Their parameters would put the hubby solidly in the tall tax category. They didn't look at women's heights, but I don't think my 5' 6" frame is short enough to get the offsetting short person credit.
Mankiw is a professor of economics at Harvard, where he teaches introductory economics. From 2003 to 2005, he was chief of the White House Council of Economic Advisors. Weinzierl is a fourth-year doctoral student.
You can find a link to the full paper at Mankiw's blog, along with reader comments, some of which are also quite entertaining. This response caught my eye:
Reader (and fellow professorial blogger) Karl Smith questions the M/W assumption that "What matters for optimal height taxation is the consistent statistical relationship between height and income, not the reason for that relationship."
"I think [this statement] is not quite right," says Smith. "My first response to height-income relationship is that poor guys don't marry models."

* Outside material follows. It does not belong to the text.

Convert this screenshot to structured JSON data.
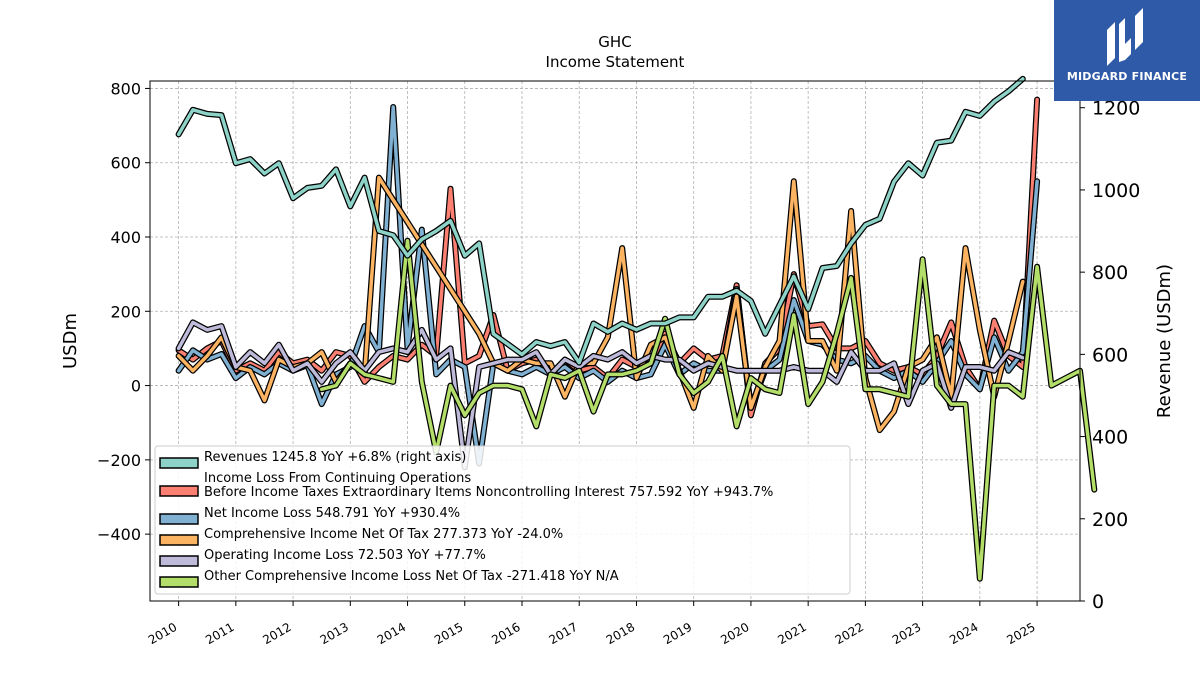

I must add, however, that short rich ones -- Billy Joel/Christie Brinkley (now divorced), John Mellencamp/Elaine Irwin (still married) -- do. So these guys would get the chicks, the money and the tax credit.
Life, even faux-tax life, is definitely not fair!
Other opinions: Today's New York Times writes about the tall tax issue here. According to the article, at least one person (Frank Pasquale, a law professor at Seton Hall) "does not think much of the satire or of its implied argument. On the legal blog Concurring Opinions, he writes that the paper was 'designed to reconcile us to inequality' and that in any case, tax policies aimed at redistributing wealth do not really map to human height or lack thereof."